As imprisoned Frances awaits trial, we learn about her childhood. She had been born into slavery and raised on a Jamaican plantation – ironically named Paradise – by its white owners as a sort of experiment in the power of education. We also follow the course of her arrival in London and at the Benhams’ house, as well as her relationsh­ip with her French mistress as they become closer and closer and, eventually, lovers. This is a lot racier than Jane Austen.

The performanc­es are excellent. Relative newcomer Karla-Simone Spence, above right, excels as Frances and surely has a great career ahead of her. Sophie Cookson, above left, is terrific as moody Marguerite Benham, the unconventi­onal lady of the house, a frustrated writer married to a man she doesn’t love and feeling herself as much of an outsider as Frances.

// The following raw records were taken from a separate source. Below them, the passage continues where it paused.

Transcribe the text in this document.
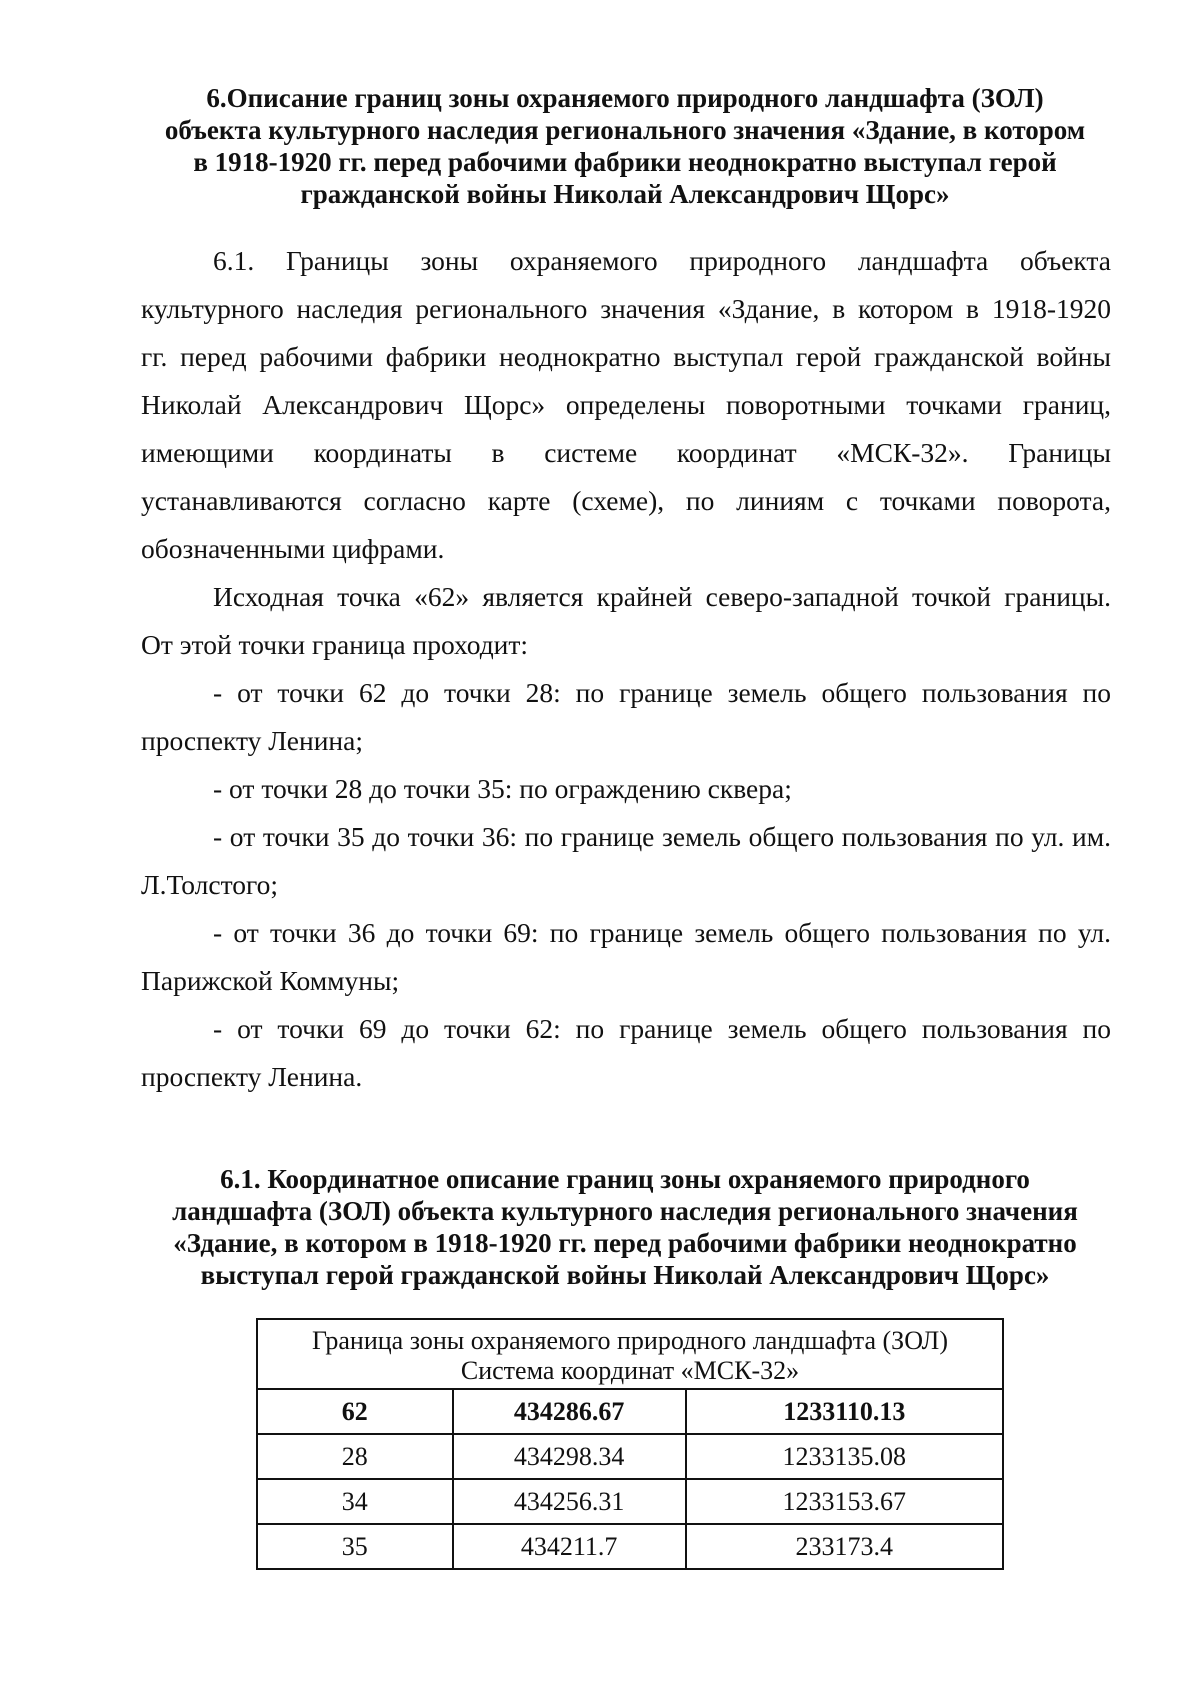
6.Описание границ зоны охраняемого природного ландшафта (ЗОЛ)
объекта культурного наследия регионального значения «Здание, в котором
в 1918-1920 гг. перед рабочими фабрики неоднократно выступал герой
гражданской войны Николай Александрович Щорс»

6.1. Границы зоны охраняемого природного ландшафта объекта
культурного наследия регионального значения «Здание, в котором в 1918-1920
гг. перед рабочими фабрики неоднократно выступал герой гражданской войны
Николай Александрович Щорс» определены поворотными точками границ,
имеющими координаты в системе координат «МСК-32». Границы
устанавливаются согласно карте (схеме), по линиям с точками поворота,
обозначенными цифрами.

Исходная точка «62» является крайней северо-западной точкой границы.
От этой точки граница проходит:

- от точки 62 до точки 28: по границе земель общего пользования по
проспекту Ленина;

- от точки 28 до точки 35: по ограждению сквера;

- от точки 35 до точки 36: по границе земель общего пользования по ул. им.
Л.Толстого;

- от точки 36 до точки 69: по границе земель общего пользования по ул.
Парижской Коммуны;

- от точки 69 до точки 62: по границе земель общего пользования по
проспекту Ленина.

6.1. Координатное описание границ зоны охраняемого природного
ландшафта (ЗОЛ) объекта культурного наследия регионального значения
«Здание, в котором в 1918-1920 гг. перед рабочими фабрики неоднократно
выступал герой гражданской войны Николай Александрович Щорс»
Граница зоны охраняемого природного ландшафта (ЗОЛ)
Система координат «МСК-32»		

62	434286.67	1233110.13
28	434298.34	1233135.08
34	434256.31	1233153.67
35	434211.7	233173.4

Pooky Quesnel is compelling as the Benhams’ watchful, hard-faced housekeepe­r Mrs Linux, who has it in for Frances.

Stephen Campbell Moore plays George Benham, and Steven Mackintosh is Frances’s former slave master, John Langton.

There are shocks and twists along the way, and viewers are kept guessing as to whether this beautiful, well-educated, articulate person really is capable of the murders of a woman she loved and a man she hated.